Our politics is in a stupid place at the moment, obsessed with trivia and score-settling over social and economic debates that are long-past relevant. The tail is wagging the dog. The disconnect highlighted above in Point 5 – between continued economic growth and deteriorating standards of existence – is the circle we are going to have to square. Our economy of “jobs and growth” is coming up against the twin barriers of environmental catastrophe and technological unemployment. This – and the inequality that goes with it – is the legacy of the neoliberalism of the last 40 years and it is a project that is in ruins.
What is needed is not “sensible centrism” but radical and inclusive reinvention to ensure an improving standard of living for those outside the one percent.

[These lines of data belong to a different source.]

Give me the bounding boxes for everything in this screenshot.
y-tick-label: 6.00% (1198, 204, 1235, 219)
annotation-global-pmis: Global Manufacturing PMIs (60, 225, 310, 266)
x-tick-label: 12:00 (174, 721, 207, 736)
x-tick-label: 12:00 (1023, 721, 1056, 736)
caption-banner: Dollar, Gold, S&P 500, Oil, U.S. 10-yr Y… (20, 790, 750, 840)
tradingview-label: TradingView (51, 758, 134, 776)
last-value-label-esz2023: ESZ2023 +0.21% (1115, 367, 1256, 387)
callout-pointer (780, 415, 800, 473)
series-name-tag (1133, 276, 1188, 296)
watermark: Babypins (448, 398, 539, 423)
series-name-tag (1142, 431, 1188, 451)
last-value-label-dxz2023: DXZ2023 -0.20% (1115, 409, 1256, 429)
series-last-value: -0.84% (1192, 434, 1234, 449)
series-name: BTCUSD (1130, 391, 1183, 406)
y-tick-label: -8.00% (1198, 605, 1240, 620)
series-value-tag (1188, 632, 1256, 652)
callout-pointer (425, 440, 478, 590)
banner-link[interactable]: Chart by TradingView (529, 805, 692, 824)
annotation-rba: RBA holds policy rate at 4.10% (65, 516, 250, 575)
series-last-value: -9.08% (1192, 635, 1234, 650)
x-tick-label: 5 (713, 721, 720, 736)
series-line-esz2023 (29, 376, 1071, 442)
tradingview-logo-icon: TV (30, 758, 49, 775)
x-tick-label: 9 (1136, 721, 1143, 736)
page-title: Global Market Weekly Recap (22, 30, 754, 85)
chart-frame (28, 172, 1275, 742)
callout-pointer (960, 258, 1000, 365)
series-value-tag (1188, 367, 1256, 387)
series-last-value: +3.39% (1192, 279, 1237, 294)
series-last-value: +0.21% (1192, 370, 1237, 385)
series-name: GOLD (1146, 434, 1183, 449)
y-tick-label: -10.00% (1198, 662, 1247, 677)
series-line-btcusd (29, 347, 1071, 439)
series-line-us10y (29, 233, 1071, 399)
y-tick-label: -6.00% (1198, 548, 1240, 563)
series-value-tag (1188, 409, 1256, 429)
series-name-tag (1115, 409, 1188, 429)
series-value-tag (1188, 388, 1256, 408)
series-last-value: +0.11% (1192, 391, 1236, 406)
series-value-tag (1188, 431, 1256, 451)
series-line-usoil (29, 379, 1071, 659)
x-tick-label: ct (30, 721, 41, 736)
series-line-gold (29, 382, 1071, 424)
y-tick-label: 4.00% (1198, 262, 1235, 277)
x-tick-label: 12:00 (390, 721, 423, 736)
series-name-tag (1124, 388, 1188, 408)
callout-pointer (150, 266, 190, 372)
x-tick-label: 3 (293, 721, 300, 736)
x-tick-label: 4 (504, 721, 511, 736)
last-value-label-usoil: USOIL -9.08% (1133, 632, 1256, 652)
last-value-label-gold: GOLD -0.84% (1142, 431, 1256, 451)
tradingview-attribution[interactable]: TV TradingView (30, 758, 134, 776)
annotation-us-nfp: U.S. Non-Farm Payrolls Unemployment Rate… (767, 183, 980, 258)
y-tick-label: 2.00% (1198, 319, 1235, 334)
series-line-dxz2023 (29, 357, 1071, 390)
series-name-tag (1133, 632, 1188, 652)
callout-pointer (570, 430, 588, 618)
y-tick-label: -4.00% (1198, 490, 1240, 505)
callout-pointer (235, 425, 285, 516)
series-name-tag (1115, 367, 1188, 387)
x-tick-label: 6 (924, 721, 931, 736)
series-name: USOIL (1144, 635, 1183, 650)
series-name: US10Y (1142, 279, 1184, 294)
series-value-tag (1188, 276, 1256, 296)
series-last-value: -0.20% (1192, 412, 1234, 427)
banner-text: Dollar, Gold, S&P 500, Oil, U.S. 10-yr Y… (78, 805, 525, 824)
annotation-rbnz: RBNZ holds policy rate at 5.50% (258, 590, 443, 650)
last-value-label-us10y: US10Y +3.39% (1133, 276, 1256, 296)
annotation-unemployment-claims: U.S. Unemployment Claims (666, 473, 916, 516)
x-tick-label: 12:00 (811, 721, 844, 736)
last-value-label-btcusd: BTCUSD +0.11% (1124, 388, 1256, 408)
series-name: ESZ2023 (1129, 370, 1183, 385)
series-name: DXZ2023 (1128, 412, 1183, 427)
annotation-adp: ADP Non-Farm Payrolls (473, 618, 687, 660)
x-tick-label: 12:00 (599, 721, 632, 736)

The rightwing consolidation (Points 1, 2, 3) is a huge impediment to the reinvention that is needed, steeped as it is in fealty to this now defunct project. Conservatism is currently trying to conserve the worst of the recent past while undermining the best of our long-term history (our democratic institutions and practices). What is needed is not “sensible centrism” but radical and inclusive reinvention around shorter working weeks; government intervention that favours the many rather than the few, including fairer taxation regimes and policies of redistribution; the development of new forms of social organisation that have substance outside of politics itself (a new unionism, if you like); and an embrace of the new technologies of energy, communication and information that at least have the potential to ensure an improving standard of living for those outside the one percent.
Want somewhere to start? Win the fight on clean energy.